# Anyone else found these two free packs in Arturia Pigments 3?



## Flintpope (May 10, 2021)

Right down the bottom of the STORE lurk these two freebies.

*Percussive Drive* is sound-design brilliance. I was in STOMP (original cast ) for 9 years and now I never use drums or percussion in any of my work (got burnt-out on the old drum thing) but this pack may change that!


----------



## Teksonik (May 10, 2021)

I had M Houle's Signature but didn't see Percussive Drive. Not my cup of tea but you never know if the percs will come in handy some day.


----------



## Teksonik (May 10, 2021)

Here's a few more patches if anyone is interested:


----------



## Dirtgrain (May 10, 2021)

Dang they have so many soundpacks.
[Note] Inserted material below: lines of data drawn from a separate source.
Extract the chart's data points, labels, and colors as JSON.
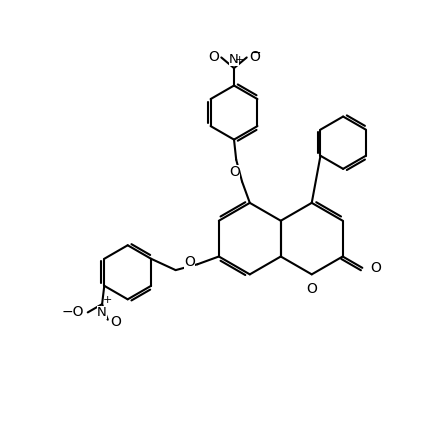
{
  "bg_color": "#ffffff",
  "line_color": "#000000",
  "lw": 1.5,
  "figsize": [
    4.36,
    4.38
  ],
  "dpi": 100,
  "xlim": [
    0,
    10
  ],
  "ylim": [
    0,
    10
  ]
}
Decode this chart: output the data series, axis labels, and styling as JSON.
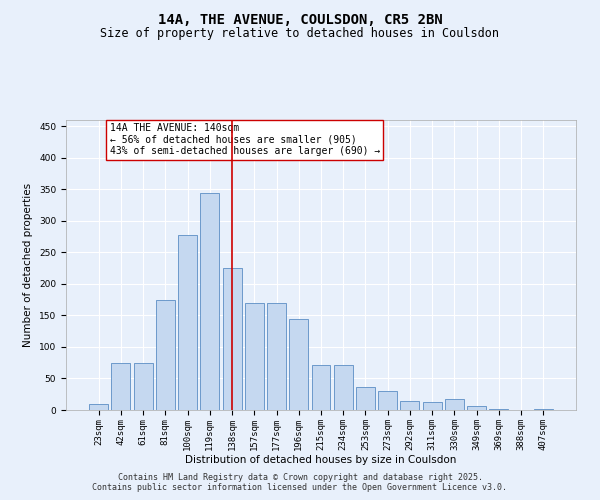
{
  "title": "14A, THE AVENUE, COULSDON, CR5 2BN",
  "subtitle": "Size of property relative to detached houses in Coulsdon",
  "xlabel": "Distribution of detached houses by size in Coulsdon",
  "ylabel": "Number of detached properties",
  "footer": "Contains HM Land Registry data © Crown copyright and database right 2025.\nContains public sector information licensed under the Open Government Licence v3.0.",
  "categories": [
    "23sqm",
    "42sqm",
    "61sqm",
    "81sqm",
    "100sqm",
    "119sqm",
    "138sqm",
    "157sqm",
    "177sqm",
    "196sqm",
    "215sqm",
    "234sqm",
    "253sqm",
    "273sqm",
    "292sqm",
    "311sqm",
    "330sqm",
    "349sqm",
    "369sqm",
    "388sqm",
    "407sqm"
  ],
  "values": [
    10,
    75,
    75,
    175,
    278,
    345,
    225,
    170,
    170,
    145,
    72,
    72,
    37,
    30,
    14,
    12,
    18,
    7,
    1,
    0,
    1
  ],
  "bar_color": "#c5d8f0",
  "bar_edge_color": "#5b8ec4",
  "bg_color": "#e8f0fb",
  "grid_color": "#ffffff",
  "vline_x": 6.0,
  "vline_color": "#cc0000",
  "annotation_text": "14A THE AVENUE: 140sqm\n← 56% of detached houses are smaller (905)\n43% of semi-detached houses are larger (690) →",
  "annotation_box_color": "#cc0000",
  "annotation_bg": "#ffffff",
  "ylim": [
    0,
    460
  ],
  "yticks": [
    0,
    50,
    100,
    150,
    200,
    250,
    300,
    350,
    400,
    450
  ],
  "title_fontsize": 10,
  "subtitle_fontsize": 8.5,
  "label_fontsize": 7.5,
  "tick_fontsize": 6.5,
  "footer_fontsize": 6,
  "ann_fontsize": 7
}
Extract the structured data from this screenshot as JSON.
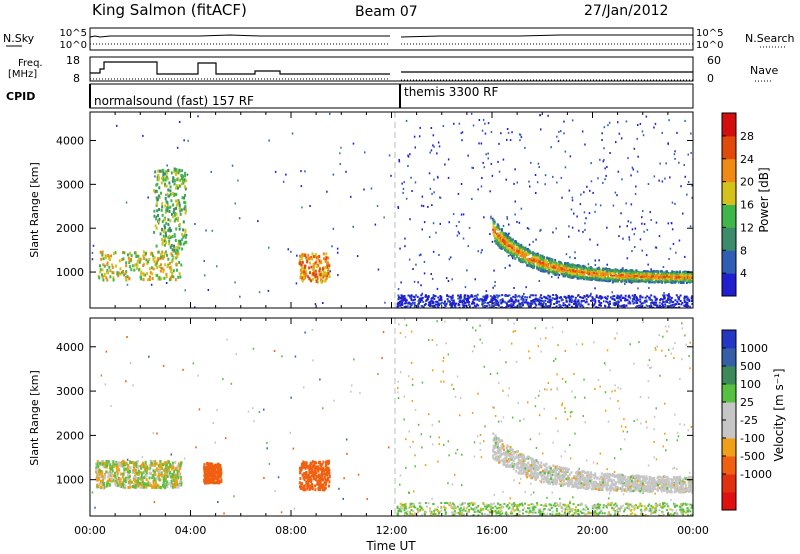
{
  "header": {
    "station": "King Salmon (fitACF)",
    "beam": "Beam 07",
    "date": "27/Jan/2012"
  },
  "labels": {
    "nsky": "N.Sky",
    "nsearch": "N.Search",
    "freq_line1": "Freq.",
    "freq_line2": "[MHz]",
    "nave": "Nave",
    "cpid": "CPID",
    "cpid_mode_1": "normalsound (fast) 157 RF",
    "cpid_mode_2": "themis 3300 RF",
    "tick_1e5_left": "10^5",
    "tick_1e0_left": "10^0",
    "tick_1e5_right": "10^5",
    "tick_1e0_right": "10^0",
    "freq_tick_hi": "18",
    "freq_tick_lo": "8",
    "nave_tick_hi": "60",
    "nave_tick_lo": "0"
  },
  "colors": {
    "power_scale": [
      "#1f1fd0",
      "#2f5fb4",
      "#3a8c6a",
      "#3fb64a",
      "#d4c21a",
      "#f08a12",
      "#e24a0c",
      "#d40e0e"
    ],
    "velocity_scale": [
      "#2437c4",
      "#3560a8",
      "#3c8a5a",
      "#58c040",
      "#c6c6c6",
      "#c6c6c6",
      "#f0a018",
      "#f06010",
      "#e03010",
      "#e01010"
    ]
  },
  "chart_data": [
    {
      "type": "heatmap",
      "name": "power",
      "ylabel": "Slant Range [km]",
      "xlabel": "Time UT",
      "x_ticks": [
        "00:00",
        "04:00",
        "08:00",
        "12:00",
        "16:00",
        "20:00",
        "00:00"
      ],
      "y_ticks": [
        "1000",
        "2000",
        "3000",
        "4000"
      ],
      "xlim_hours": [
        0,
        24
      ],
      "ylim_km": [
        180,
        4650
      ],
      "colorbar_label": "Power [dB]",
      "colorbar_ticks": [
        "4",
        "8",
        "12",
        "16",
        "20",
        "24",
        "28"
      ],
      "features": [
        {
          "t0": 0.3,
          "t1": 3.6,
          "r0": 850,
          "r1": 1500,
          "level": 4
        },
        {
          "t0": 2.5,
          "t1": 3.8,
          "r0": 1500,
          "r1": 3400,
          "level": 3
        },
        {
          "t0": 8.3,
          "t1": 9.5,
          "r0": 800,
          "r1": 1450,
          "level": 5
        },
        {
          "t0": 16.0,
          "t1": 24.0,
          "r0": 750,
          "r1": 2100,
          "level": 5
        },
        {
          "t0": 12.2,
          "t1": 24.0,
          "r0": 200,
          "r1": 500,
          "level": 1
        }
      ]
    },
    {
      "type": "heatmap",
      "name": "velocity",
      "ylabel": "Slant Range [km]",
      "xlabel": "Time UT",
      "x_ticks": [
        "00:00",
        "04:00",
        "08:00",
        "12:00",
        "16:00",
        "20:00",
        "00:00"
      ],
      "y_ticks": [
        "1000",
        "2000",
        "3000",
        "4000"
      ],
      "xlim_hours": [
        0,
        24
      ],
      "ylim_km": [
        180,
        4650
      ],
      "colorbar_label": "Velocity [m s⁻¹]",
      "colorbar_ticks": [
        "1000",
        "500",
        "100",
        "25",
        "-25",
        "-100",
        "-500",
        "-1000"
      ],
      "features": [
        {
          "t0": 0.2,
          "t1": 3.6,
          "r0": 850,
          "r1": 1450,
          "vel": 0
        },
        {
          "t0": 4.5,
          "t1": 5.2,
          "r0": 950,
          "r1": 1400,
          "vel": -300
        },
        {
          "t0": 8.3,
          "t1": 9.5,
          "r0": 800,
          "r1": 1450,
          "vel": -300
        },
        {
          "t0": 16.0,
          "t1": 24.0,
          "r0": 750,
          "r1": 1900,
          "vel": 0
        },
        {
          "t0": 12.2,
          "t1": 24.0,
          "r0": 200,
          "r1": 500,
          "vel": 60
        }
      ]
    }
  ]
}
Thank you for the heads up on the free ones.


----------



## Dirtgrain (May 10, 2021)

Click on the three vertical lines followed by a slash, next to the preset browser at the top center. There is a store link that shows up then, along with all the packs you own. Scroll way down, second row from the bottom, IIRC (might depend on window size).


----------



## sostenuto (May 10, 2021)

Found em, but only one loads. Percussive Drive has no place to 'select / buy' ....


----------



## Flintpope (May 11, 2021)

Teksonik said:


> Here's a few more patches if anyone is interested:


Cool!


----------



## Flintpope (May 11, 2021)

Teksonik said:


> Here's a few more patches if anyone is interested:


Thanks for the pack. Hybrid 01 Tek and Sykils Tek are my current faves. Are you going to do macros and descriptions?


----------



## Teksonik (May 11, 2021)

Thanks, maybe I'll do macros and descriptions in the future but I find that part of sound design rather tedious. I just like making sounds especially for a synth that I've just purchased. But feel free to assign the Macros to anything you want.


----------